Once you know how much of your roses to prune, you need to know when to prune. Most roses should be pruned in the very early spring, after the plant has begun to leaf out. The exception is roses that bloom on old wood, which should be pruned after blooming. Most roses you purchase from Michigan Bulb are newer, hardier, new-wood-blooming varieties, so you'll typically want to prune these roses in springtime. Check for a pink or red hue to your rose leaves -- that's when you know they're ready to prune.

Next, gather your tools. Long-handled shears are the best tool to get enough leverage to trim your rose bush, as scissors or small shears likely won't make the cuts cleanly. For truly tough canes, a saw may be the right tool. Most modern roses won't need commercially-available "wound care," as long as you make clean cuts. Make cuts at a 45 degree angle.

Prune with a careful eye to shape, and know your purpose and goal before taking the first cut. Take a step back and determine where you want to prune. Begin pruning from the ground up, starting with dead canes and crossed branches that chafe other canes. Next, remove any fresh growth that looks unhealthy or spindly. You should also remove "suckers" -- low, thin branches that "suck" energy from the plant.

While pruning can be a daunting task, you'll quickly get the hang of it. Don't worry if your first pruning job isn't picture-perfect, roses will grow back and you'll be rewarded with plenty of fresh flowers.

When should you plant roses?

Our roses are shipped in the spring, so that they can be planted while still dormant. Plant your roses as soon as possible after you receive them. That way, they'll have time to settle into their new home and build out some roots, before the summer hits and they need to put their energy producing foliage.

How much sun do roses need?

Most roses need six to eight hours of direct sunlight per day in order to produce their best flowers. Many roses can handle a bit of shade, sunlight that is indirect, or dappled sunlight, but may not bloom as brightly.
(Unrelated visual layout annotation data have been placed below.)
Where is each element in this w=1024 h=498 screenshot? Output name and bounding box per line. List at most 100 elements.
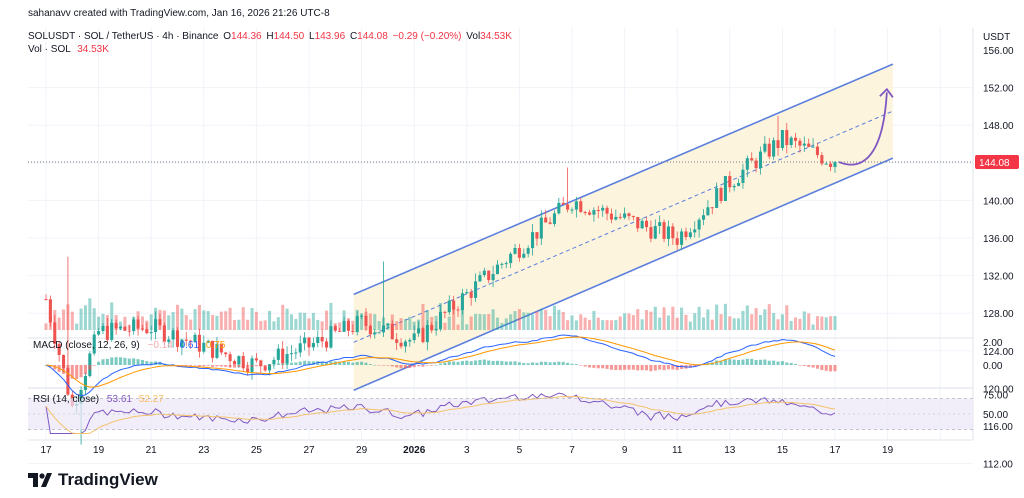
tradingview-logo-icon xyxy=(28,473,52,487)
volume-bar xyxy=(517,309,521,330)
candle-body xyxy=(329,326,333,348)
brand-name: TradingView xyxy=(58,470,158,489)
macd-hist-bar xyxy=(631,365,635,370)
macd-hist-bar xyxy=(824,365,828,371)
candle-body xyxy=(97,331,101,335)
candle-body xyxy=(574,201,578,210)
candle-body xyxy=(355,316,359,333)
volume-bar xyxy=(140,316,144,330)
candle-body xyxy=(338,330,342,332)
macd-hist-bar xyxy=(311,361,315,365)
volume-bar xyxy=(535,311,539,330)
macd-hist-bar xyxy=(474,360,478,365)
volume-bar xyxy=(189,319,193,330)
macd-hist-bar xyxy=(421,365,425,367)
macd-hist-bar xyxy=(741,359,745,365)
volume-bar xyxy=(706,309,710,330)
candle-body xyxy=(596,210,600,212)
volume-bar xyxy=(785,305,789,330)
macd-label[interactable]: MACD (close, 12, 26, 9) xyxy=(33,340,140,351)
candle-body xyxy=(395,339,399,343)
candle-body xyxy=(377,332,381,334)
symbol-name[interactable]: SOLUSDT · SOL / TetherUS · 4h · Binance xyxy=(28,31,219,42)
volume-bar xyxy=(750,314,754,330)
volume-bar xyxy=(368,313,372,330)
macd-hist-bar xyxy=(767,360,771,365)
candle-body xyxy=(605,207,609,214)
volume-bar xyxy=(741,310,745,330)
price-tick-label: 112.00 xyxy=(983,460,1013,471)
change-value: −0.29 (−0.20%) xyxy=(392,31,462,42)
volume-bar xyxy=(338,322,342,330)
macd-hist-bar xyxy=(285,363,289,365)
credit-text: sahanavv created with TradingView.com, J… xyxy=(28,8,330,19)
currency-label: USDT xyxy=(983,32,1010,43)
candle-body xyxy=(688,232,692,238)
candle-body xyxy=(193,334,197,343)
macd-hist-bar xyxy=(649,365,653,372)
volume-bar xyxy=(75,323,79,330)
candle-body xyxy=(662,222,666,239)
volume-row-value: 34.53K xyxy=(77,44,109,55)
macd-hist-bar xyxy=(609,365,613,370)
x-tick-label: 17 xyxy=(40,445,52,456)
macd-hist-bar xyxy=(794,363,798,365)
candle-body xyxy=(798,140,802,146)
volume-bar xyxy=(658,317,662,330)
volume-bar xyxy=(324,310,329,330)
candle-body xyxy=(745,158,749,170)
macd-hist-bar xyxy=(355,361,359,365)
volume-bar xyxy=(421,303,425,330)
macd-hist-bar xyxy=(61,365,66,374)
candle-body xyxy=(180,339,184,347)
macd-hist-bar xyxy=(75,365,79,380)
candle-body xyxy=(425,325,429,343)
candle-body xyxy=(386,323,390,326)
candle-body xyxy=(276,348,280,360)
volume-bar xyxy=(548,316,552,330)
rsi-band xyxy=(28,398,973,430)
macd-hist-bar xyxy=(425,365,429,366)
volume-bar xyxy=(289,314,294,330)
macd-hist-bar xyxy=(785,362,789,365)
volume-bar xyxy=(833,315,837,330)
macd-hist-bar xyxy=(246,365,250,368)
candle-body xyxy=(298,343,302,353)
rsi-label[interactable]: RSI (14, close) xyxy=(33,394,100,405)
x-tick-label: 21 xyxy=(146,445,158,456)
macd-hist-bar xyxy=(412,365,416,368)
candle-body xyxy=(601,207,605,211)
candle-body xyxy=(465,292,469,294)
macd-hist-bar xyxy=(149,361,153,365)
candle-body xyxy=(719,188,723,201)
volume-bar xyxy=(561,311,565,330)
candle-body xyxy=(197,334,201,352)
volume-bar xyxy=(636,309,640,330)
volume-bar xyxy=(246,319,250,330)
macd-hist-bar xyxy=(70,365,74,379)
volume-row-label[interactable]: Vol · SOL xyxy=(28,44,71,55)
macd-hist-bar xyxy=(763,359,767,365)
candle-body xyxy=(237,356,241,365)
candle-body xyxy=(723,175,727,201)
candle-body xyxy=(167,339,171,342)
macd-hist-bar xyxy=(276,363,280,365)
volume-bar xyxy=(482,314,486,330)
candle-body xyxy=(83,376,87,390)
macd-hist-bar xyxy=(653,365,657,371)
volume-bar xyxy=(399,318,403,330)
candle-body xyxy=(456,309,460,311)
macd-hist-bar xyxy=(193,365,197,366)
volume-bar xyxy=(285,308,289,330)
candle-body xyxy=(101,325,105,332)
macd-hist-bar xyxy=(303,360,307,365)
macd-hist-bar xyxy=(658,365,662,370)
volume-bar xyxy=(780,314,784,330)
rsi-line xyxy=(45,392,836,434)
macd-hist-bar xyxy=(373,364,377,366)
rsi-tick-label: 75.00 xyxy=(983,391,1008,402)
price-tick-label: 132.00 xyxy=(983,272,1014,283)
volume-bar xyxy=(509,314,513,330)
volume-bar xyxy=(754,308,758,330)
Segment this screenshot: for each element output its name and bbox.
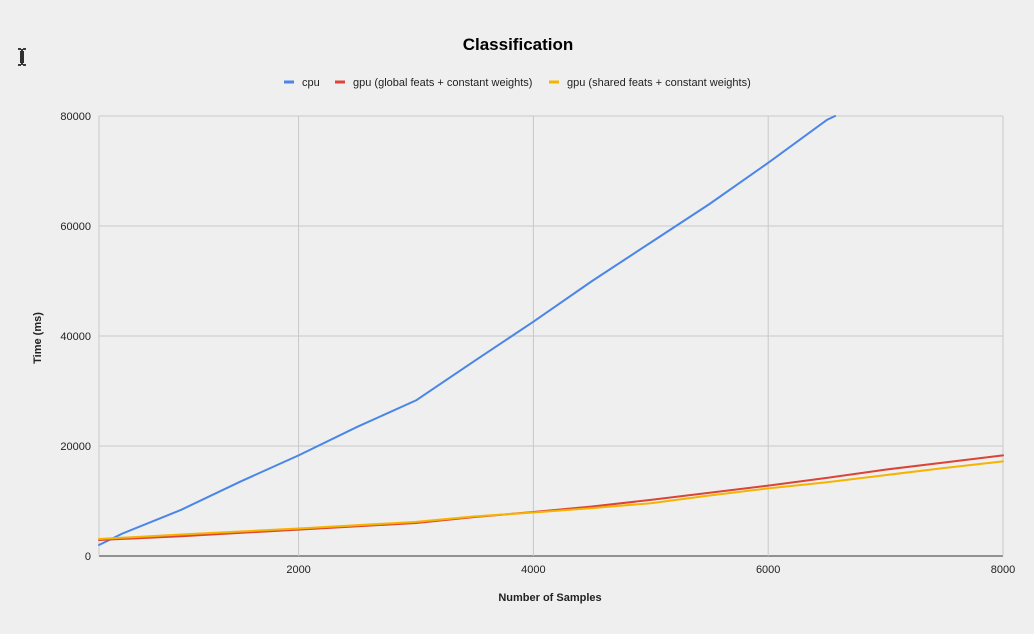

What type of soil is best for roses?

Loamy, well-draining soil is the best soil for roses. These plants suffer from wet, soggy roots, and drainage is important to prevent root rot and other issues. Roses prefer a slightly acidic environment, and most commercially-available rose amendments will provide the right pH. Compost is another good way to acidify the soil just the right amount.
Shrub roses and climbing roses can generally handle rocky or poor-quality soil a little better than other roses, but they still prefer a bit of enrichment with compost or peat moss.

How often should you water roses?

Roses are fairly thirsty perennials. Most varieties should be watered deeply twice per week, receiving an inch of water in each session. Of course, if your area is experiencing rainfall, Mother Nature takes care of the watering needs for you!
Water your roses early in the day, to avoid fungal issues or molds. Morning watering helps decrease the opportunity for mildew to set in, because the roses can dry out during the day before nightfall. Always water at the base of the plants, instead of the petals or leaves.

When should you fertilize roses?

Roses should be fertilized monthly during the growing season, starting when they begin to green in spring. Use a water-soluble fertilizer, preferably a balanced fertilizer or one geared toward roses. Alfalfa meal, bone meal, or compost are great natural options for fertilizing your roses, too. And, many gardeners swear by adding coffee grounds to the soil around their roses!